Suite aux quelques communiqués d’évêques sur la crise liée aux Gilets jaunes, nous relayons ce billet du chanoine Gaston Champenier :
Honte à vous !
On finit par croire que les évêques lisent RC. À peine paru le communiqué publié par mes confrères du « Collectif Antioche », les évêques se sont mis à parler… après la sécheresse, le déluge ! Et nous n’avons pas été déçus. Pas déçus, par rapport à nos attentes… Les premiers à parler l’ont fait dans un langage embrouillé, mais qui semblait refléter un certain désir de comprendre et d’entendre la voix d’un pays qui n’en peut plus. Mais le meilleur est venu d’en haut.
Le communiqué signé par Mgr Pontier et transmis par Mgr Ribadeau-Dumas (inénarrable duo) est un monument qui fera date. Il aurait pu tout aussi bien émaner du cabinet du premier ministre, pondu par quelque technocrate sans âme, soucieux d’ânonner pour ses maîtres tous les « éléments de langage » aptes à bien glisser dans le système médiatique, sans choquer les loges. Il manque la dénonciation du « populisme » et l’appel à l’Europe, mais ça viendra.
Il suffit de lire.
D’abord, une remarque. Un mot magique revient cinq fois : « dialogue ». Un mantra qui ne mange pas de pain, et dispense d’insister sur le reste et, plus important, encore, de s’interroger sur les causes des effets que l’on déplore. Dialoguer pourquoi, et en vue de quoi. Le dialogue entre David et Goliath a-t-il un sens ? Le dialogue sans justice est-il un objectif crédible ? Mais le message du président des évêques est aussi brouillé que celui de la République. Quand on commence par évoquer « personnes exprimant leur souffrance et leurs peurs », « des choix politiques mal compris [qui] accentuent le sentiment d’exclusion », on montre à la fois que l’on n’a rien compris et que l’on relaye (une fois encore) sans le discuter le discours du pouvoir en place. Il suffit d’avoir passé cinq minutes avec un groupe de GJ sur un rond-point, pour voir que le problème n’est pas psychologique (peur et souffrance), mais profondément politique : les Français veulent tout simplement la « justice ». C’est pourtant une notion biblique fondamentale. Pourquoi nos princes ecclésiastiques sont-ils incapables de le comprendre ? « Rendre à chacun ce qui lui revient », ce n’est pas sorcier, et quand des élites déracinées s’enferment dans les beaux quartiers (avenue de Breteuil, Paris, VIIe), la marmite finit par exploser.
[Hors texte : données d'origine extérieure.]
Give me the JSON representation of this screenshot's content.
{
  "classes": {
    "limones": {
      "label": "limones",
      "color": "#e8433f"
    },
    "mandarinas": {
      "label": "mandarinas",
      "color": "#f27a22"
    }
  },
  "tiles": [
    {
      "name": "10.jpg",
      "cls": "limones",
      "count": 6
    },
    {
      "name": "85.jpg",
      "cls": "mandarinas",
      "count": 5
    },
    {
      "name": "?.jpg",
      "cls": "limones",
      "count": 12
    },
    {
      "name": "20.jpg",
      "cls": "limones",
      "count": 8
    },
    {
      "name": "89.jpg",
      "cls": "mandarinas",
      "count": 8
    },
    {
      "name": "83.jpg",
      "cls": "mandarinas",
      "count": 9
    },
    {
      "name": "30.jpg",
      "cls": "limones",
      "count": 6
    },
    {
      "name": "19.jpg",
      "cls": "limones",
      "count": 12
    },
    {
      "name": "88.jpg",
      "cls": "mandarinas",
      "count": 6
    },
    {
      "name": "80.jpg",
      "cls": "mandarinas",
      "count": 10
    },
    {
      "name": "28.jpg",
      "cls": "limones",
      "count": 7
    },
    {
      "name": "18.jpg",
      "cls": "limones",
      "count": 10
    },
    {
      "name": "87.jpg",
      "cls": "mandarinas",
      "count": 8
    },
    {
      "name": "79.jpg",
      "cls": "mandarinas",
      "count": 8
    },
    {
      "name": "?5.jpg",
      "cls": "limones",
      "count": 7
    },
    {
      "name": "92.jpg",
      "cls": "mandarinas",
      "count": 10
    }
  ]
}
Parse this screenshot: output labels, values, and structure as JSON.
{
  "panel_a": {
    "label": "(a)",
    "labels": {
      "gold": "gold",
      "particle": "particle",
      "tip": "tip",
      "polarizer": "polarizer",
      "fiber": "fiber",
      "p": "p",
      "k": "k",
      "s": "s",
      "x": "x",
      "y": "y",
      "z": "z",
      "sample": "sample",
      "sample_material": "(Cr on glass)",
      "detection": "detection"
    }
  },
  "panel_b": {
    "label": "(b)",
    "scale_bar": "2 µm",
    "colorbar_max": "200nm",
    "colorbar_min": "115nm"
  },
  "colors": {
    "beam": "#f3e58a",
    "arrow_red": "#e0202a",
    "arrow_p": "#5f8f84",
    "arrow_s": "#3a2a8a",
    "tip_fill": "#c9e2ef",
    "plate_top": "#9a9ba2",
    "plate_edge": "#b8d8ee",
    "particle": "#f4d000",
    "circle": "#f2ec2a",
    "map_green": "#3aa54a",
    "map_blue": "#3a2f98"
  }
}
Le mantra contre la violence est un cache-sexe honteux, car il révèle, bien plus qu’il ne cache, la collusion avec les puissants et les élites décrédibilisées, qui, elles, exercent la violence médiatique, économique, sociale et sociétale, depuis des décennies, sans que l’on ait vu nos chers pasteurs élever la voix plus que cela.
Enfin, il y aurait beaucoup à dire sur l’incapacité absolu des déclarations épiscopales, comme celle des puissants d’aujourd’hui, à reconnaître les erreurs éventuellement commises, à s’excuser et à manifester le plus petit regret par le moindre geste, même symbolique, de « repentance » pour réparer et apaiser. (Les repentances hypocrites pour le passé ne servent à rien). Une part non négligeable de l’exaspération du peuple vient de cette irresponsabilité et de cette impunité tellement insupportables pour les petits et les sans grades qui, eux, payent comptant la moindre broutille, sont harcelés, méprisés et pressurés sans répit.
Je le dis avec gravité et tristesse : honte à vous ! Ne vous étonnez pas si, après avoir perdu la classe ouvrière, puis le peuple paysan, puis les traditionalistes, ce qui restait encore de brave gens, « sociologiquement chrétiens » en quête de sens, vous tourne définitivement le dos. Vous l’aurez bien cherché. Messeigneurs, balayez devant votre porte, avant que le vent terrible de l’histoire vous balaye. Oui, honte à vous !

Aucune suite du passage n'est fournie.